Investing In Pap Processing Business


Pap, a by-product of corn, is a popular delicacy across Nigeria. It is extracted from grinded corn, which is stirred in hot water to form a paste, similar to custard.

Commonly known as Nigerian local custard, it yields lots of profit because nursing mothers use it as best substitute for their babies and adults take it as food drinks.

Usually, a morning food in most part of the country, it is also a food recommended for those just recovering from ailment, nursing mothers, children and so on.

Pap is rich in carbohydrates, vitamins, and minerals. It contains essential nutrients such as magnesium, potassium, and selenium, making it a nutritious option for all ages. Pap/Akamu is particularly beneficial for nursing mothers and babies. It is believed to aid in breast milk production and provides a digestible food source for infants.

Similarly, it is high in demand in all hospitality industry, especially, with more hotels springing up on a weekly basis.

Hence, its a business with a ready-made market for those who is investing in this line of business.
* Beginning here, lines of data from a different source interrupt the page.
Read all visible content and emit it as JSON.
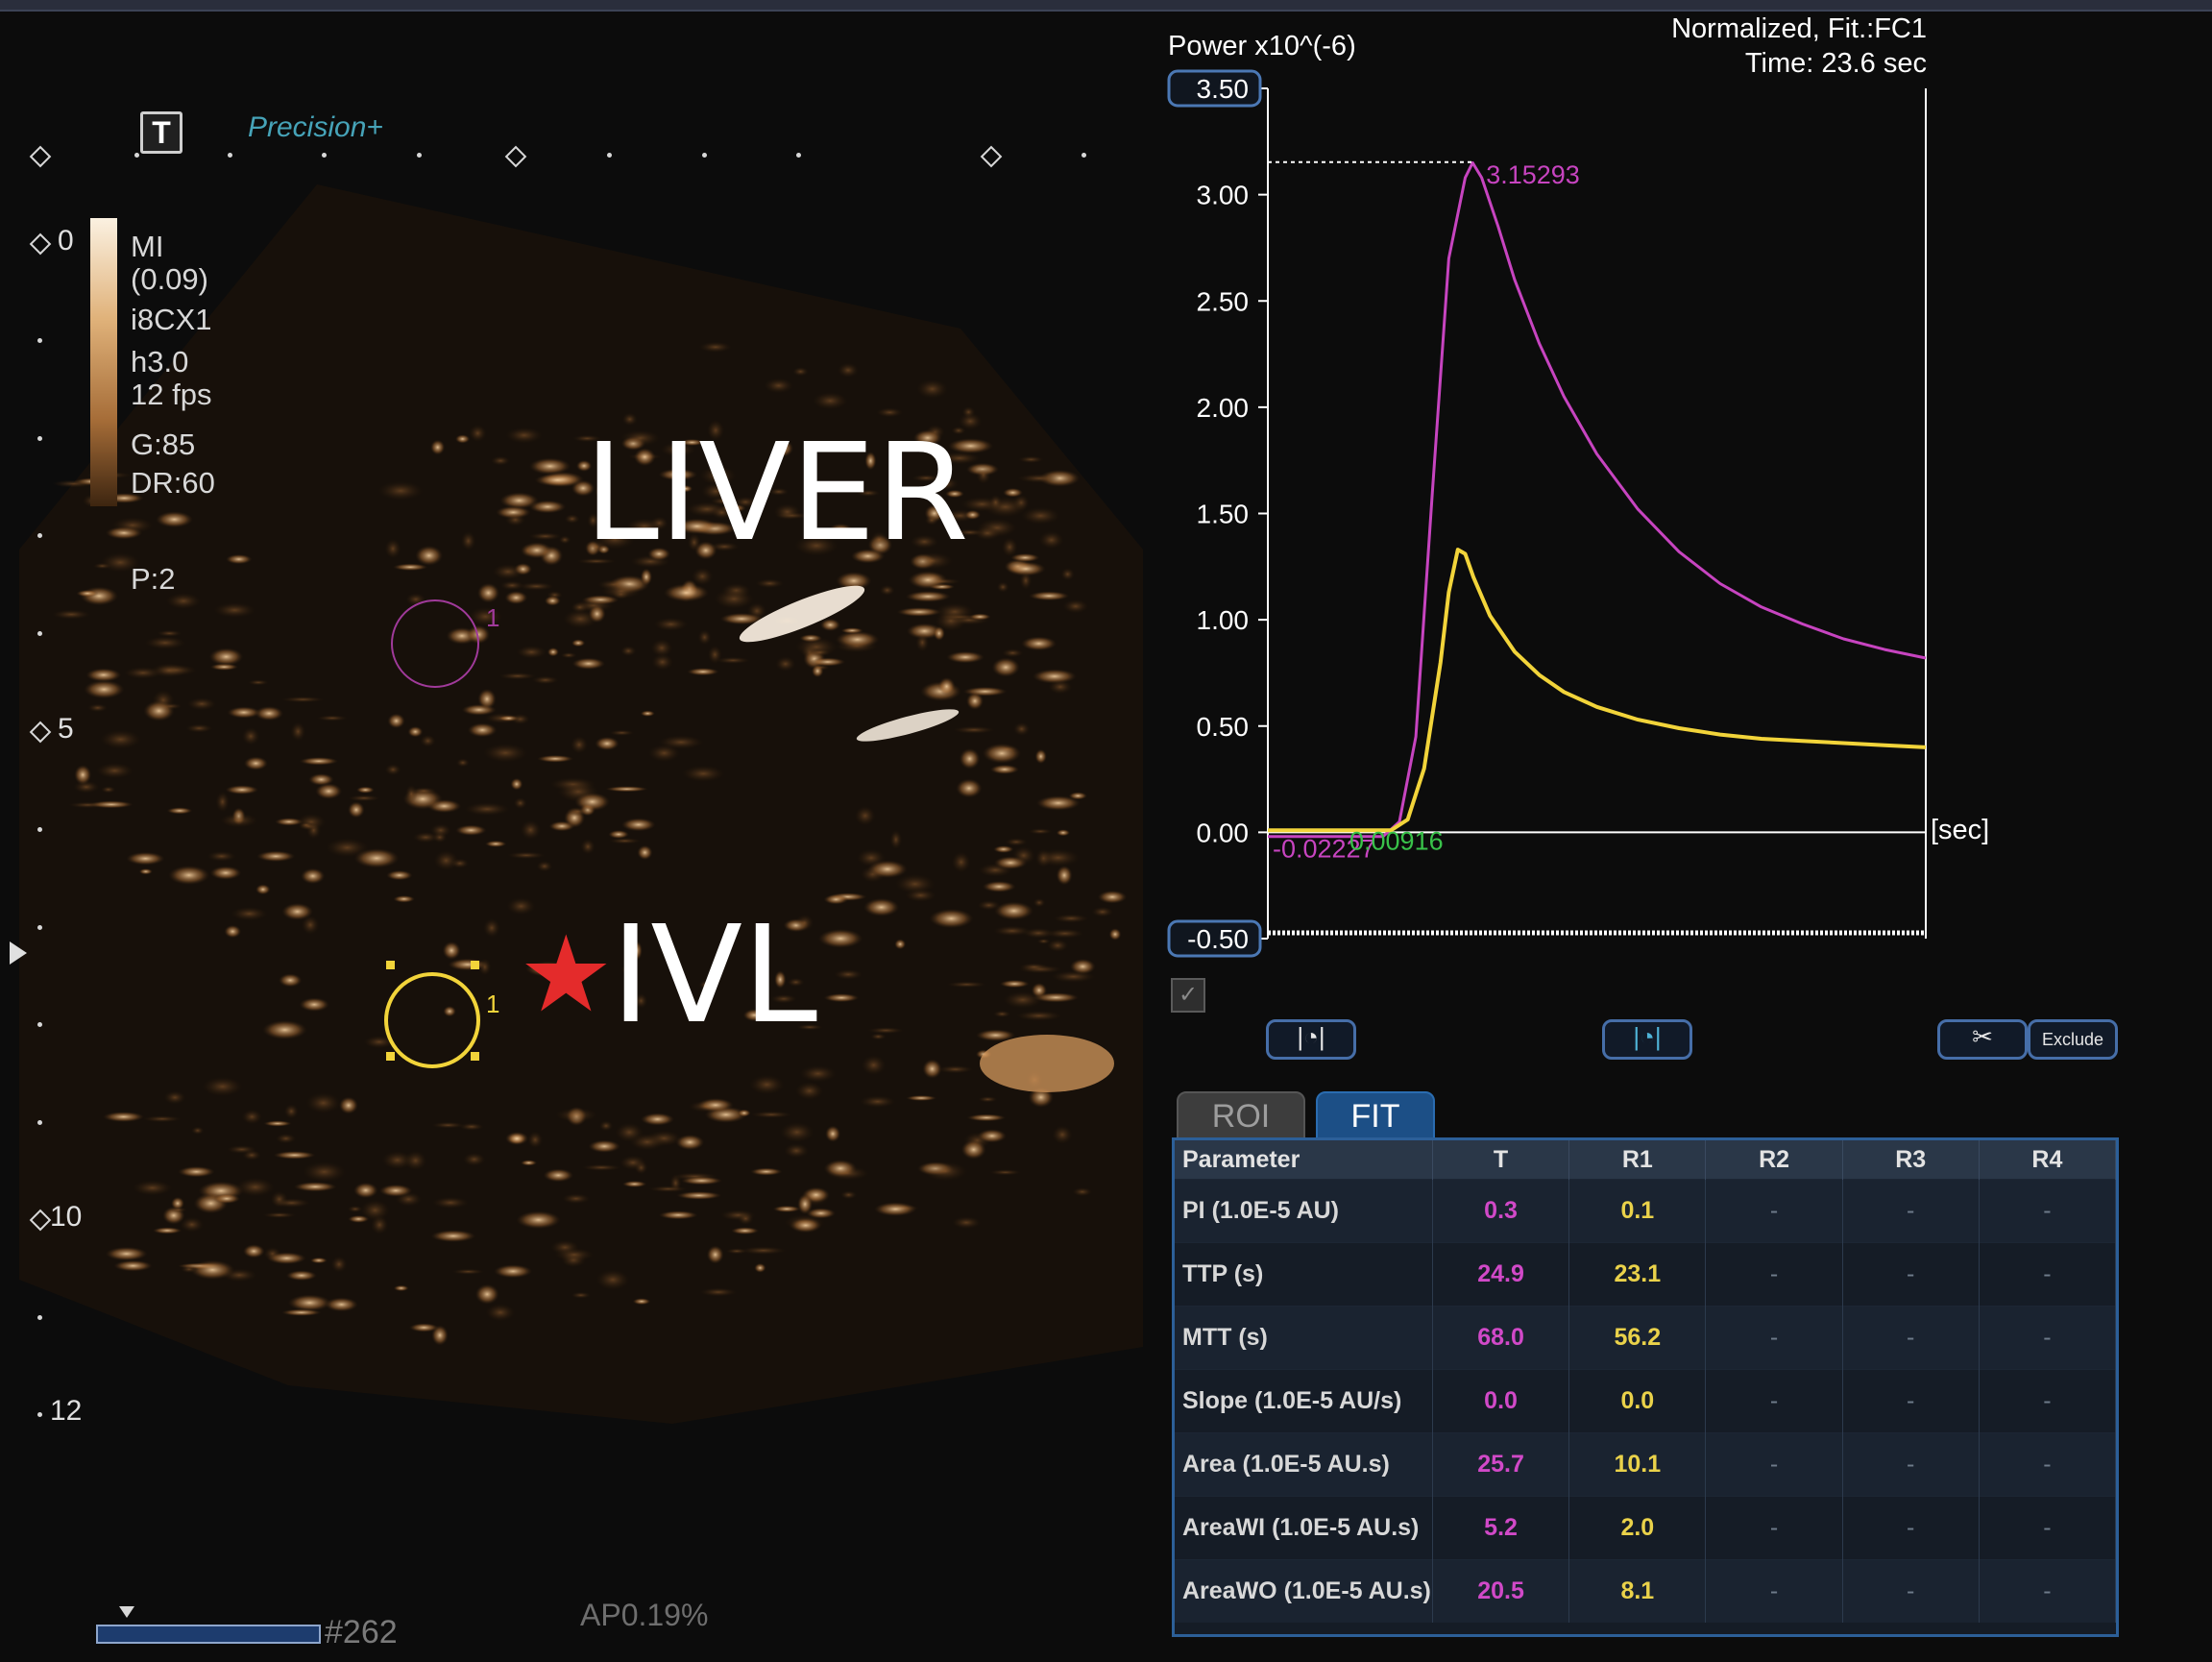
{
  "image_panel": {
    "precision_label": "Precision+",
    "t_tool": "T",
    "depth_labels": [
      "0",
      "5",
      "10",
      "12"
    ],
    "params": [
      "MI",
      "(0.09)",
      "i8CX1",
      "h3.0",
      "12 fps",
      "",
      "G:85",
      "DR:60",
      "",
      "",
      "P:2"
    ],
    "organ_label": "LIVER",
    "vessel_label": "IVL",
    "star": "★",
    "roi_number": "1",
    "frame": "#262",
    "ap": "AP0.19%"
  },
  "chart": {
    "y_title": "Power x10^(-6)",
    "info_line1": "Normalized, Fit.:FC1",
    "info_line2": "Time: 23.6 sec",
    "x_unit": "[sec]",
    "y_ticks": [
      "3.50",
      "3.00",
      "2.50",
      "2.00",
      "1.50",
      "1.00",
      "0.50",
      "0.00",
      "-0.50"
    ],
    "peak_label": "3.15293",
    "baseline_label_1": "-0.02227",
    "baseline_label_2": "0.00916",
    "checkbox_mark": "✓",
    "exclude_label": "Exclude"
  },
  "chart_data": {
    "type": "line",
    "title": "",
    "ylabel": "Power x10^(-6)",
    "xlabel": "[sec]",
    "ylim": [
      -0.5,
      3.5
    ],
    "series": [
      {
        "color": "#c744c0",
        "x": [
          0,
          5,
          10,
          14,
          16,
          18,
          20,
          22,
          24,
          24.9,
          26,
          28,
          30,
          33,
          36,
          40,
          45,
          50,
          55,
          60,
          65,
          70,
          75,
          80
        ],
        "values": [
          -0.02,
          -0.02,
          -0.02,
          -0.02,
          0.05,
          0.45,
          1.6,
          2.7,
          3.08,
          3.15,
          3.08,
          2.85,
          2.6,
          2.3,
          2.05,
          1.78,
          1.52,
          1.32,
          1.17,
          1.06,
          0.98,
          0.91,
          0.86,
          0.82
        ]
      },
      {
        "color": "#f2d43a",
        "x": [
          0,
          5,
          10,
          15,
          17,
          19,
          21,
          22,
          23.1,
          24,
          25,
          27,
          30,
          33,
          36,
          40,
          45,
          50,
          55,
          60,
          65,
          70,
          75,
          80
        ],
        "values": [
          0.01,
          0.01,
          0.01,
          0.01,
          0.06,
          0.3,
          0.8,
          1.13,
          1.33,
          1.31,
          1.2,
          1.02,
          0.85,
          0.74,
          0.66,
          0.59,
          0.53,
          0.49,
          0.46,
          0.44,
          0.43,
          0.42,
          0.41,
          0.4
        ]
      }
    ],
    "annotations": [
      "3.15293",
      "-0.02227",
      "0.00916"
    ]
  },
  "table": {
    "tabs": [
      "ROI",
      "FIT"
    ],
    "headers": [
      "Parameter",
      "T",
      "R1",
      "R2",
      "R3",
      "R4"
    ],
    "rows": [
      [
        "PI (1.0E-5 AU)",
        "0.3",
        "0.1",
        "-",
        "-",
        "-"
      ],
      [
        "TTP (s)",
        "24.9",
        "23.1",
        "-",
        "-",
        "-"
      ],
      [
        "MTT (s)",
        "68.0",
        "56.2",
        "-",
        "-",
        "-"
      ],
      [
        "Slope (1.0E-5 AU/s)",
        "0.0",
        "0.0",
        "-",
        "-",
        "-"
      ],
      [
        "Area (1.0E-5 AU.s)",
        "25.7",
        "10.1",
        "-",
        "-",
        "-"
      ],
      [
        "AreaWI (1.0E-5 AU.s)",
        "5.2",
        "2.0",
        "-",
        "-",
        "-"
      ],
      [
        "AreaWO (1.0E-5 AU.s)",
        "20.5",
        "8.1",
        "-",
        "-",
        "-"
      ]
    ]
  }
}
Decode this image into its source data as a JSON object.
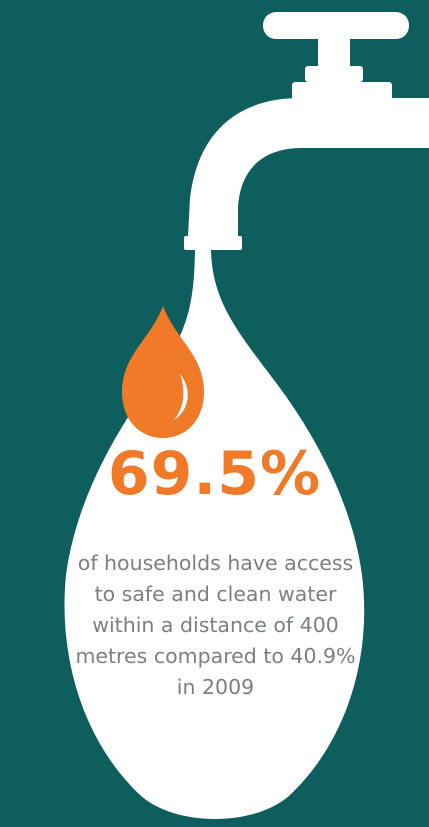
{
  "stat": {
    "value": "69.5%",
    "description": "of households have access to safe and clean water within a distance of 400 metres compared to 40.9% in 2009"
  },
  "icons": {
    "tap": "water-tap-icon",
    "drop": "orange-water-drop-icon",
    "stream": "white-water-drop-shape"
  },
  "colors": {
    "background": "#0d5e5c",
    "accent": "#f07a28",
    "drop_fill": "#ffffff",
    "text": "#7a8083"
  }
}
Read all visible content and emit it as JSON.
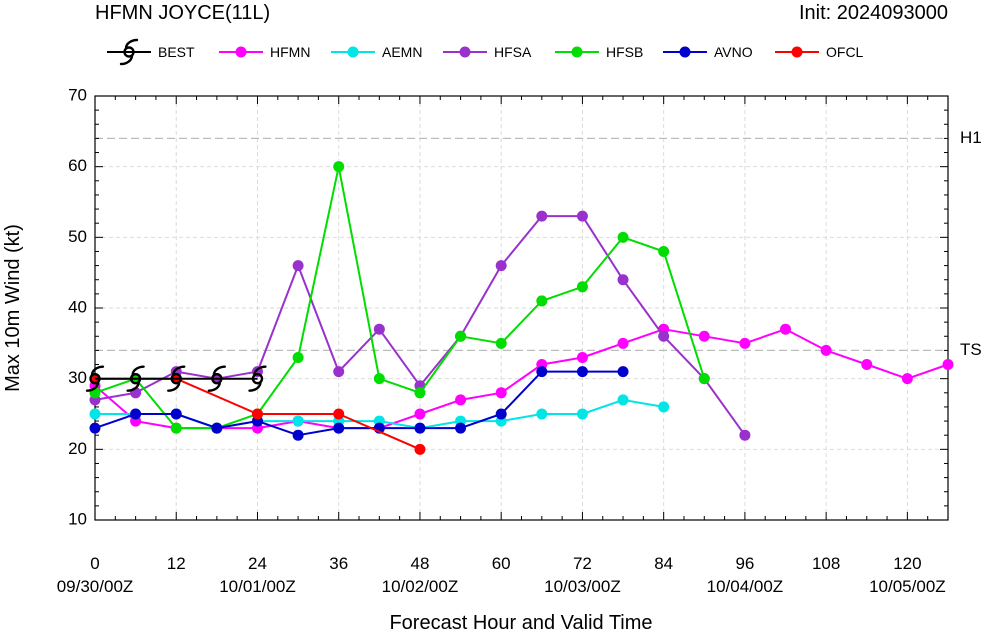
{
  "chart_data": {
    "type": "line",
    "title": "HFMN JOYCE(11L)",
    "init_label": "Init: 2024093000",
    "xlabel": "Forecast Hour and Valid Time",
    "ylabel": "Max 10m Wind (kt)",
    "xlim": [
      0,
      126
    ],
    "ylim": [
      10,
      70
    ],
    "xticks": [
      0,
      12,
      24,
      36,
      48,
      60,
      72,
      84,
      96,
      108,
      120
    ],
    "yticks": [
      10,
      20,
      30,
      40,
      50,
      60,
      70
    ],
    "date_ticks": [
      {
        "x": 0,
        "label": "09/30/00Z"
      },
      {
        "x": 24,
        "label": "10/01/00Z"
      },
      {
        "x": 48,
        "label": "10/02/00Z"
      },
      {
        "x": 72,
        "label": "10/03/00Z"
      },
      {
        "x": 96,
        "label": "10/04/00Z"
      },
      {
        "x": 120,
        "label": "10/05/00Z"
      }
    ],
    "thresholds": [
      {
        "label": "H1",
        "value": 64
      },
      {
        "label": "TS",
        "value": 34
      }
    ],
    "grid": true,
    "legend_position": "top",
    "series": [
      {
        "name": "BEST",
        "color": "#000000",
        "marker": "hurricane-symbol",
        "x": [
          0,
          6,
          12,
          18,
          24
        ],
        "y": [
          30,
          30,
          30,
          30,
          30
        ]
      },
      {
        "name": "HFMN",
        "color": "#ff00ff",
        "marker": "circle",
        "x": [
          0,
          6,
          12,
          18,
          24,
          30,
          36,
          42,
          48,
          54,
          60,
          66,
          72,
          78,
          84,
          90,
          96,
          102,
          108,
          114,
          120,
          126
        ],
        "y": [
          29,
          24,
          23,
          23,
          23,
          24,
          23,
          23,
          25,
          27,
          28,
          32,
          33,
          35,
          37,
          36,
          35,
          37,
          34,
          32,
          30,
          32
        ]
      },
      {
        "name": "AEMN",
        "color": "#00e5e5",
        "marker": "circle",
        "x": [
          0,
          6,
          12,
          18,
          24,
          30,
          36,
          42,
          48,
          54,
          60,
          66,
          72,
          78,
          84
        ],
        "y": [
          25,
          25,
          25,
          23,
          24,
          24,
          24,
          24,
          23,
          24,
          24,
          25,
          25,
          27,
          26
        ]
      },
      {
        "name": "HFSA",
        "color": "#9932cc",
        "marker": "circle",
        "x": [
          0,
          6,
          12,
          18,
          24,
          30,
          36,
          42,
          48,
          54,
          60,
          66,
          72,
          78,
          84,
          90,
          96
        ],
        "y": [
          27,
          28,
          31,
          30,
          31,
          46,
          31,
          37,
          29,
          36,
          46,
          53,
          53,
          44,
          36,
          30,
          22
        ]
      },
      {
        "name": "HFSB",
        "color": "#00dd00",
        "marker": "circle",
        "x": [
          0,
          6,
          12,
          18,
          24,
          30,
          36,
          42,
          48,
          54,
          60,
          66,
          72,
          78,
          84,
          90
        ],
        "y": [
          28,
          30,
          23,
          23,
          25,
          33,
          60,
          30,
          28,
          36,
          35,
          41,
          43,
          50,
          48,
          30
        ]
      },
      {
        "name": "AVNO",
        "color": "#0000cd",
        "marker": "circle",
        "x": [
          0,
          6,
          12,
          18,
          24,
          30,
          36,
          42,
          48,
          54,
          60,
          66,
          72,
          78
        ],
        "y": [
          23,
          25,
          25,
          23,
          24,
          22,
          23,
          23,
          23,
          23,
          25,
          31,
          31,
          31
        ]
      },
      {
        "name": "OFCL",
        "color": "#ff0000",
        "marker": "circle",
        "x": [
          0,
          12,
          24,
          36,
          48
        ],
        "y": [
          30,
          30,
          25,
          25,
          20
        ]
      }
    ]
  }
}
Aside regulating blood pressure and acting as food drink, investing in it will be additional investment window for any investor who goes into it.

The good thing is that, corn, which pap is extracted from, is commonly produced in all states across of the country, meaning that, the bye-product is readily available in the market.


Startup Capital/Profitability

This is a business one can start with N5,000 which can yield N30,000 weekly profit.


Pap Processing

Speaking with LEADERSHIP Weekend , Dr Innocent Ihennacho Ogbonna, described Pap as a lactic acid bacteria fermented cereal-based food that assist many mothers to feed the infants.

“Also known as Ogi, it starts with soaking the corn inside water which is changed every day with fresh water until it is fermented after three days and then the fermented corn is grounded and converted to tick paste.

“But before soaking, it is required to wash the grains thoroughly to remove any dirt or impurities. Then, soak in clean water for up to three days to allow fermentation.  Drain the water and grind the grains into a smooth paste after. You can use a traditional grinding machine or a modern blender. Then, you can use a fine sieve or cheesecloth to separate the smooth paste or mould for sales.”

 According to Ogbonna, who is also a lecturer and a farmer, he alternates the grains,depending on the one that is available. 

“For the purpose of exporting, the grounded corn or millet is thoroughly dried and packed in very neat and fine attractive package in order to make it acceptable outside the country,” he pointed out.